On 17 July 2012, the Minister for Public Expenditure and Reform, Mr. Brendan Howlin T.D., announced the Government's plans for an additional €2.25 billion investment in job-rich public infrastructure projects in Ireland. Included in the package is €1.4bn of non exchequer funded PPP projects.

The projects are aimed at delivering a much needed domestic economic stimulus through the creation of up to 13,000 new jobs. Certain of the projects had reached various stages of development already but had been put on hold largely as a result of perceived difficulties in obtaining commercial funding.

The recent development of funding structures on the Schools Bundle 3 PPP Project involving the EIB and the Irish National Pension Reserve Fund is seen as a breakthrough and which will be used as the basis for funding the new PPP Programme. Arthur Cox is advising the National Development Finance Agency, the contracting authority, on this Project.

The new PPP Programme is focused on the areas of education; health; transport; and justice.

Below is a brief summary of the projects proposed:

Education

€280 million will be invested in:

  • two new school PPP bundles containing a total of 12 additional or replacement schools in Clare, Kildare, Cork, Louth and Tipperary. The first bundle will consist of one primary school and five post primary schools, estimated at €50 million capex. The second bundle is currently being finalised and is estimated to be worth €50 million capex; and
  • €180 million is being invested in the Dublin Institute of Technology's Grangegorman Educational Facility. The plan is to consolidate DIT's 39 sites across Dublin into a single educational facility. There will be two PPP projects one for each of the two stages of the Masterplan for the GrangeGorman Campus.

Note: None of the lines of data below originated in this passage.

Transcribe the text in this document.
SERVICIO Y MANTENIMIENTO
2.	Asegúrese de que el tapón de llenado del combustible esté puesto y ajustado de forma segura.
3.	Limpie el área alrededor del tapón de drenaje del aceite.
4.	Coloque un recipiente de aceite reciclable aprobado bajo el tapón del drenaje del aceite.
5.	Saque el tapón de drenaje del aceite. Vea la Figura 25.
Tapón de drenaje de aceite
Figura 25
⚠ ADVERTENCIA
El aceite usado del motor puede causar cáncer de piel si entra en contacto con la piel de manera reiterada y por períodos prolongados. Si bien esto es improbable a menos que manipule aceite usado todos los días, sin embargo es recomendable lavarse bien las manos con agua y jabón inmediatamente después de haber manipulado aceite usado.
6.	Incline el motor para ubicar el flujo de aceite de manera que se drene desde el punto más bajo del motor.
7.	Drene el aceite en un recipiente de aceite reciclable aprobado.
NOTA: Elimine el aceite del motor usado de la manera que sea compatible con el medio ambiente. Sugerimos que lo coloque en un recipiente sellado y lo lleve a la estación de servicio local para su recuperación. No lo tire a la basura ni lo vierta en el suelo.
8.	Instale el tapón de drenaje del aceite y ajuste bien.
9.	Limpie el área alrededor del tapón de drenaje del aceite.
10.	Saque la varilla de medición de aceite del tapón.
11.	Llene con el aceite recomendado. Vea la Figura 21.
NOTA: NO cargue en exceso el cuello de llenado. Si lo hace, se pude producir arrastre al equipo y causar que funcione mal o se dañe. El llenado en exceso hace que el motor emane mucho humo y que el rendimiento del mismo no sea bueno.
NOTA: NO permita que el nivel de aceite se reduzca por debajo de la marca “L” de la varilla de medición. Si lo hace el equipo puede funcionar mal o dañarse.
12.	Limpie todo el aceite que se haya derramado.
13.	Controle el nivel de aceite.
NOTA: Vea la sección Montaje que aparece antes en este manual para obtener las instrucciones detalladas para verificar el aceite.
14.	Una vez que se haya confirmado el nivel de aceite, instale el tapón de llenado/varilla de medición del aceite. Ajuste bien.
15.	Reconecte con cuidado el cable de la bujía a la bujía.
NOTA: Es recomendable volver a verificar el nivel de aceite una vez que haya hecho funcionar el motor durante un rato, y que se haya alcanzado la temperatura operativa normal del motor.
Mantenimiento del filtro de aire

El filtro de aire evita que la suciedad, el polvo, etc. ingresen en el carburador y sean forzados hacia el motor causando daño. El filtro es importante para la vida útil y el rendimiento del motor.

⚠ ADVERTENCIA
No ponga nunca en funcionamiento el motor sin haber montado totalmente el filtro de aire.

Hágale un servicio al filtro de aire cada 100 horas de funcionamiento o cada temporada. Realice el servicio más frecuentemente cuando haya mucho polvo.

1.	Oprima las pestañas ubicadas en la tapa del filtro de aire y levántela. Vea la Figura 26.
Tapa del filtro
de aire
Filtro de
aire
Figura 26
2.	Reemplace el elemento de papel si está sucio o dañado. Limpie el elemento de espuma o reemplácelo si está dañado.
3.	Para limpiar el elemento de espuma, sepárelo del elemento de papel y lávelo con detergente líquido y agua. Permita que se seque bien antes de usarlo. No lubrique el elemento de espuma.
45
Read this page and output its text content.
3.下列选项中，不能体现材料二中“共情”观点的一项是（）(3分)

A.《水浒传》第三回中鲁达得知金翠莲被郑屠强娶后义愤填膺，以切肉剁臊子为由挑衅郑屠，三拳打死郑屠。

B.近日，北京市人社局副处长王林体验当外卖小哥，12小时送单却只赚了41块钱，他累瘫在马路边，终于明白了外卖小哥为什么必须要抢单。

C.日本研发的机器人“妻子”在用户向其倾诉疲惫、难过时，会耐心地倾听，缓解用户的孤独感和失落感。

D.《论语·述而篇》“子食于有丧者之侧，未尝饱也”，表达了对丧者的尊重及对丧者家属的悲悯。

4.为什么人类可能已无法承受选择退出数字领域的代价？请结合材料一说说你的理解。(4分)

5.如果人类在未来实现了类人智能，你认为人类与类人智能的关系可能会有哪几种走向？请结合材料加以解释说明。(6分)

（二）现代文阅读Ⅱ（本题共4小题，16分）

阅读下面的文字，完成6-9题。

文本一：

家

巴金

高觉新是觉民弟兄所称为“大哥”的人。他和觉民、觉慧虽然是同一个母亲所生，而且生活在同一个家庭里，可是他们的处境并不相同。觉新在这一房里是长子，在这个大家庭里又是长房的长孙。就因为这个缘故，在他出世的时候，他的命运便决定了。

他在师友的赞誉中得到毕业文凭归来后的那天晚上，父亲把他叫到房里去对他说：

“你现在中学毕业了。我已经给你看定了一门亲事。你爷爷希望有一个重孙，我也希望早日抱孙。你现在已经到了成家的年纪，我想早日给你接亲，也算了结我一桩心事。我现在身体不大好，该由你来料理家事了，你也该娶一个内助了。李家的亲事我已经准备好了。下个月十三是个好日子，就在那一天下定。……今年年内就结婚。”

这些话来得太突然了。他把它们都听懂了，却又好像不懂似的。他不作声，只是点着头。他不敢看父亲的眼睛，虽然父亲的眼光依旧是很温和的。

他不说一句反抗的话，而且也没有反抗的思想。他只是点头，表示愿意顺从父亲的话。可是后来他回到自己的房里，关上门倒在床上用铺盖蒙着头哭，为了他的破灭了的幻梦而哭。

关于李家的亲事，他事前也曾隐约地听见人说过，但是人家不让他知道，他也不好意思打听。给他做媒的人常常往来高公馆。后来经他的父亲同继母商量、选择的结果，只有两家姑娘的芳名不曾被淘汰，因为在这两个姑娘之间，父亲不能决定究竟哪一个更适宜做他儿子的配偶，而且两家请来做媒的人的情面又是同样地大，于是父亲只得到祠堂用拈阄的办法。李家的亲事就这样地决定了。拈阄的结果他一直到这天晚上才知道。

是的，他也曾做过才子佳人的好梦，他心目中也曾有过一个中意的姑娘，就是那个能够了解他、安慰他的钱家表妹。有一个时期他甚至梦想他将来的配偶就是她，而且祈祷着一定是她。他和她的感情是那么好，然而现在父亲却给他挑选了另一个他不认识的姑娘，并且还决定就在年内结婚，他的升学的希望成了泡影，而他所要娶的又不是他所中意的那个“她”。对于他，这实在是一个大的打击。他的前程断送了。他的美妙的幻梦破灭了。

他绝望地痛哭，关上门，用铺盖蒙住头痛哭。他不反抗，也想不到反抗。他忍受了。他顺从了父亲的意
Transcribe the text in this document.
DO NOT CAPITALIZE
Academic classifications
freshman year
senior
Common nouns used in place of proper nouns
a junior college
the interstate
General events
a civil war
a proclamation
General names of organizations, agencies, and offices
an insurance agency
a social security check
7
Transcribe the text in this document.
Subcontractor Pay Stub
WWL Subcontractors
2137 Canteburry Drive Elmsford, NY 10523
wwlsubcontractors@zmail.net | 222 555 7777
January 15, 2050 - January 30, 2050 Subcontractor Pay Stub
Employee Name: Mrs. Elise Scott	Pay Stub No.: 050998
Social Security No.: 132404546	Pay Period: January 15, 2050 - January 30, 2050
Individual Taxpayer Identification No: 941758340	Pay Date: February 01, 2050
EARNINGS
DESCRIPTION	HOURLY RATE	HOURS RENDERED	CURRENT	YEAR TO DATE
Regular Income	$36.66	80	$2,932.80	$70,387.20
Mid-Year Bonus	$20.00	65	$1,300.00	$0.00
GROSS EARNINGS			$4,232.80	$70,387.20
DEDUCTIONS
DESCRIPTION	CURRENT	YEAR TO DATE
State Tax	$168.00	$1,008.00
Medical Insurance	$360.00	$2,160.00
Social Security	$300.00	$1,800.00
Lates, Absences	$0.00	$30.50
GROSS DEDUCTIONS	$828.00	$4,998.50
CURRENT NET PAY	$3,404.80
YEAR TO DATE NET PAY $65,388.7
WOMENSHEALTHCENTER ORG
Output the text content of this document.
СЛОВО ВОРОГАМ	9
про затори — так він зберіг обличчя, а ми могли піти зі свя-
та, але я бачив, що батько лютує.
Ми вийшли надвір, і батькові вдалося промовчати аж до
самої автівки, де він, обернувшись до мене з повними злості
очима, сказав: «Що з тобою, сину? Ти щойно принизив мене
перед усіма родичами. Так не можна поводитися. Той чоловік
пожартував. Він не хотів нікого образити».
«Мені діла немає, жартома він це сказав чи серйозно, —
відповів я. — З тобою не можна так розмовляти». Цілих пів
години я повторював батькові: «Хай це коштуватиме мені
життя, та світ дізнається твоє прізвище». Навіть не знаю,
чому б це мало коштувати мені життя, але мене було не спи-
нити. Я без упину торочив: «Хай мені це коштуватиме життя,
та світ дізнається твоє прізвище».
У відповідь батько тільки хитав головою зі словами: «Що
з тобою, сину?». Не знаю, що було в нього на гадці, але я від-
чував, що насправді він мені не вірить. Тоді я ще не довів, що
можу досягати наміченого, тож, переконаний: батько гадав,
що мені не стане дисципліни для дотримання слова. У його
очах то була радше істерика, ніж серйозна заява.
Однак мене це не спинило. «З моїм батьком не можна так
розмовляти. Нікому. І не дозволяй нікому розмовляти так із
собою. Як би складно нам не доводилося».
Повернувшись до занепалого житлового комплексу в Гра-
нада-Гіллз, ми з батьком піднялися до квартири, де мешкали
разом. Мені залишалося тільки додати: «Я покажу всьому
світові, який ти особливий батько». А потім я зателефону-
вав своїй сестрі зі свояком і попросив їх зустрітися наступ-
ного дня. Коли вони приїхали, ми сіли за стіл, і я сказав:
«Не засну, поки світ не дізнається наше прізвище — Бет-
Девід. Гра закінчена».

Procurement of the schools PPPs will commence in 2013 on a rolling basis, with construction being completed during 2017 and 2018. It is expected that enabling works will commence at Grangegorman during 2013, with construction of the PPP element of the facility beginning in late 2015 or early 2016.

Health

€115 million will be invested in:

  • the first phase of the healthcare package, which will consist of two bundles of primary care centres comprising of up to 10 centres each in locations all over the State; and
  • the second phase of the package aims for a total of 36 new primary health-care centres to be distributed across Ireland.

Procurement will commence by end 2012 with construction starting in 2014.

Transport

€850 million will be invested in upgrading the national motorway and primary route network:

  • the N17/N18 Gort to Tuam project (currently at preferred bidder stage);
  • the N11 Arklow/Rathnew project (currently already at preferred bidder stage);
  • the M11 Gorey to Enniscorthy project will involve upgrading 26 kilometres of road to motorway and will include a bypass of Enniscorthy (this project reached shortlisting stage previously but is expected to be re-tendered);
  • the N25 New Ross Bypass will provide approximately 13.6 kilometres of new road from Glenmore at the eastern border of Kilkenny and crossing over the River Barrow via a new bridge into Wexford; and
  • a further project marked as a priority PPP project is the Galway City Bypass – a 12 kilometre orbital route for Galway city linking with the M6 major inter-urban route to Dublin. This project remains on hold and will be progressed subject to the outcome of current legal proceedings;

Construction of the N11 Arklow/Rathnew is expected to commence before the end of 2012, N17/N18 Gort to Tuam is expected to commence in 2013, and the M11 Gorey to Enniscorthy and the N25 New Ross bypass by end 2014.

Justice

€190 million will be invested in:

  • the State Pathology Laboratory;
  • new Garda divisional headquarters;
  • new courthouses in Drogheda, Letterkenny, Limerick and Wexford; and
  • refurbishment and extension works to existing courthouses in Cork, Mullingar and Waterford.

Construction of these projects is expected to commence in 2013 and will continue during 2014 and 2015.

This article contains a general summary of developments and is not a complete or definitive statement of the law. Specific legal advice should be obtained where appropriate.